Wie Astronauten die Marsmond-Phobos erkunden können

OTTAWA, KANADA – Menschen würden mehr als ein Jahr damit verbringen, auf dem Marsmond Phobos im Rahmen eines Missionskonzepts, das von Studenten der International Space University entwickelt wurde, zu umkreisen und zu hüpfen.

Bei der sehr theoretischen MARS-X-Mission, die eher als Konzept als als fester Plan präsentiert wurde, sollte von 2018 bis 2022 eine technologische Entwicklung stattfinden, bei der Kommunikationssatelliten und Rover ihren Weg zum Planeten finden, um von Astronauten genutzt zu werden.

In den Jahren 2023 bis 2024 sollte das Raumschiff in einer erdnahen Umlaufbahn gebaut werden, was mehrere Starts erfordert, um die massive Aufgabe zu erfüllen. Die Astronauten würden dann 2024 abreisen und acht Monate auf der Durchreise verbringen, bevor sie in Phobos ankommen. Dort würde die Mission 495 Tage dauern, und die Astronauten würden fünf Monate brauchen, um nach Hause zu kommen.

Während die NASA und Lockheed Martin die Studenten, die den Plan im Rahmen ihrer akademischen Arbeit erstellt haben, gesponsert haben, wird das Konzept selbst noch nicht über die anfängliche Entwicklung der Studenten hinaus finanziert.

Aber Piotr Murzionak, ein Mitglied des ISU-Teams, sagte, der Vorschlag sei eine Möglichkeit, das Interesse an der Erforschung des Weltraums zu wecken, wenn er ausgeführt würde.

„Es ebnet den Weg zum Mars. Dies wird der erste Schritt in Richtung einer Landemission auf der Marsoberfläche sein, jedoch ohne das zusätzliche Risiko, direkt auf dem Mars zu landen “, sagte Murzionak.

Das Mars Exploration Vehicle (wie das Mannschaftsfahrzeug genannt würde) würde Kernantrieb und flüssigen Wasserstoff verwenden, um zwei Lebensräume mitzubringen. Einer davon würde (zusammen mit mehreren Kraftstofftanks) auf Phobos für bis zu 40 Tage Oberflächenbetrieb eingesetzt.
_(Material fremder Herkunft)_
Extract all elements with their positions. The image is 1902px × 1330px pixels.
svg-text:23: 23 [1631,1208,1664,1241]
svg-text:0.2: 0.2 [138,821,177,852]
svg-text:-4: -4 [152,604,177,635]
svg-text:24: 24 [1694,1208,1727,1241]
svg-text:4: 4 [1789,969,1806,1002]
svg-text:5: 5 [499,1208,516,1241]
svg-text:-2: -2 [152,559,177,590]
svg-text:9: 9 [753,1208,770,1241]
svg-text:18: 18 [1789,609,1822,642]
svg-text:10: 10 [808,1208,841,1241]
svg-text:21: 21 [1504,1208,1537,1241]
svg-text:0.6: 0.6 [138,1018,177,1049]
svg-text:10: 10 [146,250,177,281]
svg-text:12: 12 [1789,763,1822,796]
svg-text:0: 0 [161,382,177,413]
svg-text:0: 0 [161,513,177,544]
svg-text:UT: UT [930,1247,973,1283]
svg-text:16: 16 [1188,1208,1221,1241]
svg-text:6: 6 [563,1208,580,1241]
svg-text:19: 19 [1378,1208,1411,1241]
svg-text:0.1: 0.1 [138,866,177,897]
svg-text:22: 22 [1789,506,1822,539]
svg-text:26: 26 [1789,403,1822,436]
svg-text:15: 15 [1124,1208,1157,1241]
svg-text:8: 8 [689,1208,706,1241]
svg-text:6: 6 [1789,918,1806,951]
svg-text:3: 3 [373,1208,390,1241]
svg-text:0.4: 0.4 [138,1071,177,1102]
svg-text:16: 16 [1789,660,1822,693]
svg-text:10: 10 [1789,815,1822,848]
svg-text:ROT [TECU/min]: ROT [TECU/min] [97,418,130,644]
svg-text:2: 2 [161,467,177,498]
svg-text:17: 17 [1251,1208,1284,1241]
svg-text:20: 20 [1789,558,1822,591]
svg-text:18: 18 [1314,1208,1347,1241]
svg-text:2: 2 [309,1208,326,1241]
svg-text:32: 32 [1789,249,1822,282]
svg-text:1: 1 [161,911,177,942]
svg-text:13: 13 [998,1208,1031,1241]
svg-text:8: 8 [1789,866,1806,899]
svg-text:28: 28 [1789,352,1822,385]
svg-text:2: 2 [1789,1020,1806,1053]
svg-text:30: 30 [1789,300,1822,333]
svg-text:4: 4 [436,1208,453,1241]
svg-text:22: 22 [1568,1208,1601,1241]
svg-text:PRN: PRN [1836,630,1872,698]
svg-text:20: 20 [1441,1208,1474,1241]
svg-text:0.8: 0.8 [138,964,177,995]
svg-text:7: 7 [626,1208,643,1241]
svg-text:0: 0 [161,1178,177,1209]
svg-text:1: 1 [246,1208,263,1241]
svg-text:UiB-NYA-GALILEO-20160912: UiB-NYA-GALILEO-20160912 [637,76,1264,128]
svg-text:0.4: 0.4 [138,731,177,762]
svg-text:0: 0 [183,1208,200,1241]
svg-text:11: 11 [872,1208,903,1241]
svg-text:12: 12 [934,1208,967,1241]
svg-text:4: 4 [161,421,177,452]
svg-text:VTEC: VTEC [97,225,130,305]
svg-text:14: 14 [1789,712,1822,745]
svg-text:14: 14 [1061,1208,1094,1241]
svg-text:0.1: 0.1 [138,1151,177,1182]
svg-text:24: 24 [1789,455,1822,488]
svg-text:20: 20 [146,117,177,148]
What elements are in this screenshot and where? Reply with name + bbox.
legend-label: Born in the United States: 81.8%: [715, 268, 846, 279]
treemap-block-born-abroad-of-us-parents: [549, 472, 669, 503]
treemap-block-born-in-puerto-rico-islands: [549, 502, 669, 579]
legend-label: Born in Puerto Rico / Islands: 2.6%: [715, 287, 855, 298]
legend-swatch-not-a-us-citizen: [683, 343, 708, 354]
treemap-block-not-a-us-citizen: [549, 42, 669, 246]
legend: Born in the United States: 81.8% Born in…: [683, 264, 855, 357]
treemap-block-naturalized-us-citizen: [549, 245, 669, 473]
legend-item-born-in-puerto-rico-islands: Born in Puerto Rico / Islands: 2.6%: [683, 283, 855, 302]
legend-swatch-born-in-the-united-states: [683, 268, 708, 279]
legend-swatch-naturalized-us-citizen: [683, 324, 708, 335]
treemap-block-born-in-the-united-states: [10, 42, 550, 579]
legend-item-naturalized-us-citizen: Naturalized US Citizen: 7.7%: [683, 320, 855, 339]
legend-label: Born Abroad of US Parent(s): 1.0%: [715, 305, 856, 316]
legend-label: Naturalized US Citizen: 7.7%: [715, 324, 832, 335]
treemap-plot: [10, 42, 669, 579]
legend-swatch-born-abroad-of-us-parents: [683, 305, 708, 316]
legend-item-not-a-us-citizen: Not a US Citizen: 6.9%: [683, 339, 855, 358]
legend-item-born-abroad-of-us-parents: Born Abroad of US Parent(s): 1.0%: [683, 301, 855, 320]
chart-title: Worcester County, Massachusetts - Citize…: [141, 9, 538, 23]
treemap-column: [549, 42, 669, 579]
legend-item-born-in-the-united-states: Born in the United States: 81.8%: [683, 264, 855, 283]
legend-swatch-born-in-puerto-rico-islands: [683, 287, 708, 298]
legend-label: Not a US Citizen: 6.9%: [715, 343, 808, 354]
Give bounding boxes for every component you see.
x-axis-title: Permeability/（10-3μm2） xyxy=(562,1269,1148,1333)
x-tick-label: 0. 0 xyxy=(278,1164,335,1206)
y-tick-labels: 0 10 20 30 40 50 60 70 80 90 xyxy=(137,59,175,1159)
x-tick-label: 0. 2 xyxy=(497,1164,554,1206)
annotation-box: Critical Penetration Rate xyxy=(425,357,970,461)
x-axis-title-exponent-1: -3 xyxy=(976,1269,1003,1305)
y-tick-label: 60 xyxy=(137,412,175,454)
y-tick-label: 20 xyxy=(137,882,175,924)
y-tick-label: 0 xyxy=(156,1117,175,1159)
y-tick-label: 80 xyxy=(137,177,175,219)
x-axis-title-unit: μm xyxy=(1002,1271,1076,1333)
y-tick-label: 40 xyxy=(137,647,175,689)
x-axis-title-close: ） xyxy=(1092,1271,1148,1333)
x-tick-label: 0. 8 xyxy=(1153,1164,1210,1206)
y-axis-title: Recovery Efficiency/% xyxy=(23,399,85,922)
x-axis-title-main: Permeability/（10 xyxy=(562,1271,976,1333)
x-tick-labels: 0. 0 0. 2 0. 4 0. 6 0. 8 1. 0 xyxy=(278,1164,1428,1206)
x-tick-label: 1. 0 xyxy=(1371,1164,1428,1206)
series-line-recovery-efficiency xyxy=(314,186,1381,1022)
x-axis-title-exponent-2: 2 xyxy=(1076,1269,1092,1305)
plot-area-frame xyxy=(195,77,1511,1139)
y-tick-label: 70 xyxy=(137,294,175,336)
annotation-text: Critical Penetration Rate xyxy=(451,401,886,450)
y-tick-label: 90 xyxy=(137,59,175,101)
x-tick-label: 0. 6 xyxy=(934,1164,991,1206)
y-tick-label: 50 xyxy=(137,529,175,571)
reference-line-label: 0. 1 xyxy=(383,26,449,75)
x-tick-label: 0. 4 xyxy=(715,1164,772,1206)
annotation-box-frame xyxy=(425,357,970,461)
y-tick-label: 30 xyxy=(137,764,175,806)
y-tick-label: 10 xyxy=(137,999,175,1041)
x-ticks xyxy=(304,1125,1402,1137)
Es würde sich während des Sonnenmaximums im Jahr 2024 fortbewegen, um die Auswirkungen der kosmischen Strahlung von außerhalb des Sonnensystems zu verringern, da die Sonnenaktivität die Strahlung weiter wegblasen würde. Darüber hinaus würde die Besatzung vor Sonneneruptionen mit Polyethylen hoher Dichte sowie vor einer temporären Sonnensturmschutzkammer mit 50 Zentimetern Wasser geschützt.

Der Lebensraum würde mit 4,4 Umdrehungen pro Minute gedreht, mit einem Lebensraum von 0,38 bis 0,53 der Schwerkraft – ungefähr gleichwertig mit dem auf dem Mars. (Dies würde 2,5 Tonnen Kraftstoff erfordern.)

Die Studenten schätzen, dass dies etwa 20 Milliarden US-Dollar kosten würde, aber es könnte sich aufgrund von Faktoren wie „der Volatilität der politischen Systeme und der großen Bürokratie, die mit solchen Bestrebungen verbunden ist“, mindestens verdoppeln, schreiben sie in ihrem Abschlussbericht. welches hier verfügbar ist.

Murzionak präsentierte das Missionskonzept heute (14. November) auf der Jahreskonferenz der Canadian Space Society in Ottawa, Kanada.